THE LAST DAYS, James Moll, USA 1998
Based on historical footage, photographs, and interviews, James Moll’s THE LAST DAYS (1998) tells the story of five Holocaust survivors from Hungary. In a sequence dealing with the registration process of incoming deportees in Auschwitz, survivor Reneé Firestone shows the number tattooed on her forearm to the camera. The shot is part of an interview passage, in which she describes her expectation to actually get a fabric patch with a prisoner number attached to her clothes. This was closely followed by the shocking surprise that the number was actually engraved into her body. Furthermore, the sequence combines an indirect use, Firestone presenting her own arm with the number in a similar form as in the historical footage, and a direct use by superimposing the close-up of Firestone’s arm with the close-up shot from the sequence with the children in Auschwitz. By doing so, the film creates the notion of co-presence of past and present and uses the transposition of the original shot as a form of evocation of memory. Embedded into the montage and closely connected to Firestone’s own body, the indirect and direct uses indicate a triggering function.
Explicitly focusing on the number and the registration process in Auschwitz, the use of the footage is a specific illustration, although the technique simulates an indicating function of this relation.
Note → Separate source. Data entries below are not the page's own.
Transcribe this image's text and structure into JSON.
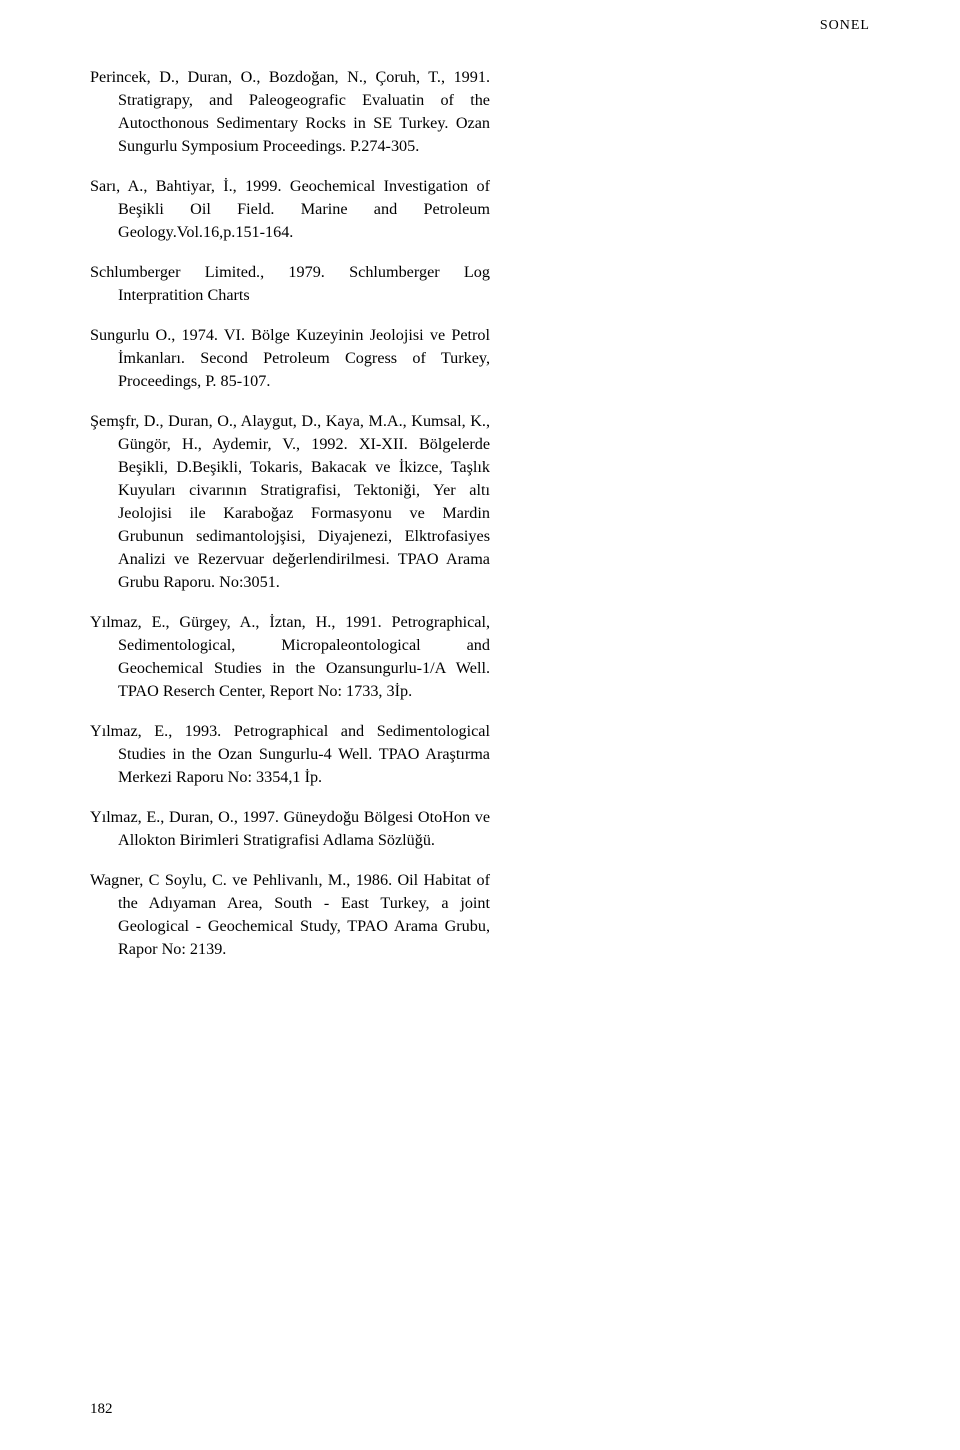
{
  "header": {
    "right": "SONEL"
  },
  "refs": [
    "Perincek, D., Duran, O., Bozdoğan, N., Çoruh, T., 1991. Stratigrapy, and Paleogeografic Evaluatin of the Autocthonous Sedimentary Rocks in SE Turkey. Ozan Sungurlu Symposium Proceedings. P.274-305.",
    "Sarı, A., Bahtiyar, İ., 1999. Geochemical Investigation of Beşikli Oil Field. Marine and Petroleum Geology.Vol.16,p.151-164.",
    "Schlumberger Limited., 1979. Schlumberger Log Interpratition Charts",
    "Sungurlu O., 1974. VI. Bölge Kuzeyinin Jeolojisi ve Petrol İmkanları. Second Petroleum Cogress of Turkey, Proceedings, P. 85-107.",
    "Şemşfr, D., Duran, O., Alaygut, D., Kaya, M.A., Kumsal, K., Güngör, H., Aydemir, V., 1992. XI-XII. Bölgelerde Beşikli, D.Beşikli, Tokaris, Bakacak ve İkizce, Taşlık Kuyuları civarının Stratigrafisi, Tektoniği, Yer altı Jeolojisi ile Karaboğaz Formasyonu ve Mardin Grubunun sedimantolojşisi, Diyajenezi, Elktrofasiyes Analizi ve Rezervuar değerlendirilmesi. TPAO Arama Grubu Raporu. No:3051.",
    "Yılmaz, E., Gürgey, A., İztan, H., 1991. Petrographical, Sedimentological, Micropaleontological and Geochemical Studies in the Ozansungurlu-1/A Well. TPAO Reserch Center, Report No: 1733, 3İp.",
    "Yılmaz, E., 1993. Petrographical and Sedimentological Studies in the Ozan Sungurlu-4 Well. TPAO Araştırma Merkezi Raporu No: 3354,1 İp.",
    "Yılmaz, E., Duran, O., 1997. Güneydoğu Bölgesi OtoHon ve Allokton Birimleri Stratigrafisi Adlama Sözlüğü.",
    "Wagner, C Soylu, C. ve Pehlivanlı, M., 1986. Oil Habitat of the Adıyaman Area, South - East Turkey, a joint Geological - Geochemical Study, TPAO Arama Grubu, Rapor No: 2139."
  ],
  "page": "182"
}
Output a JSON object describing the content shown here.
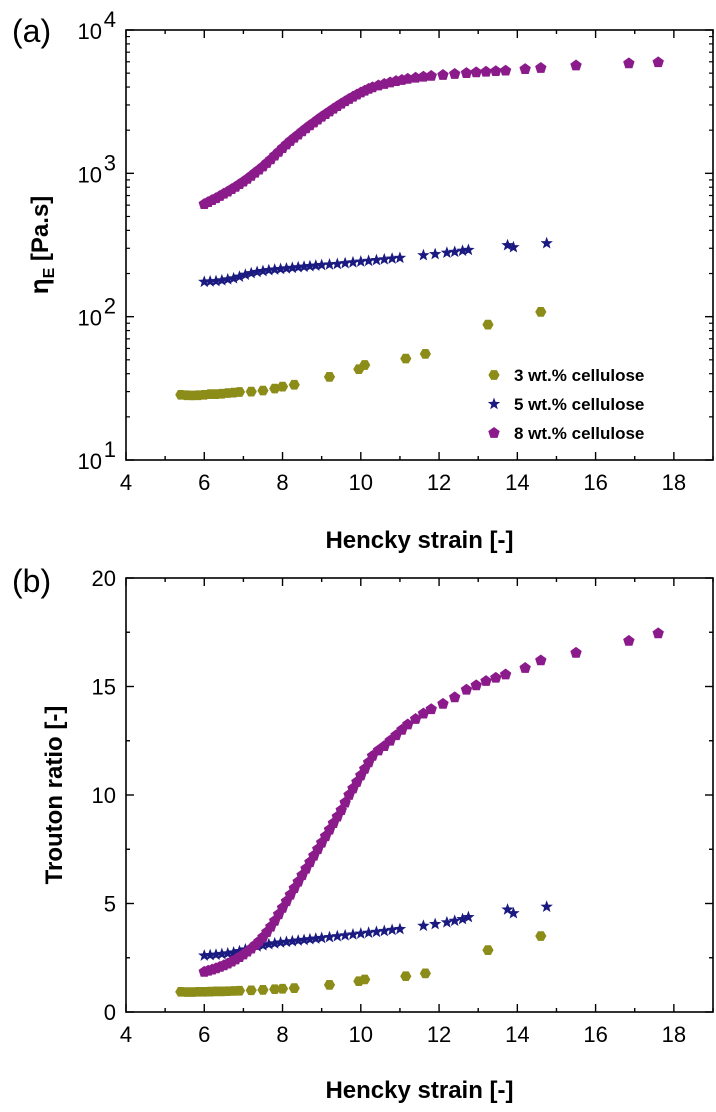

In addition, the slow panning shot from a close-up of Firestone’s face to her arm is a reenactment of the original close-up shot in order to match both through a transposition. The emotional music, as well as the consecutive historical shot of the children in Auschwitz showing their tattooed arms, however, emphasise its function as a generic illustration of a collective fate. This leads to the next interview, in which survivor Irene Zisblatt continues to talk about her first experiences in Auschwitz. However, the direct use does not primarily symbolise dehumanisation and atrocities but introduces the number as an icon for survival.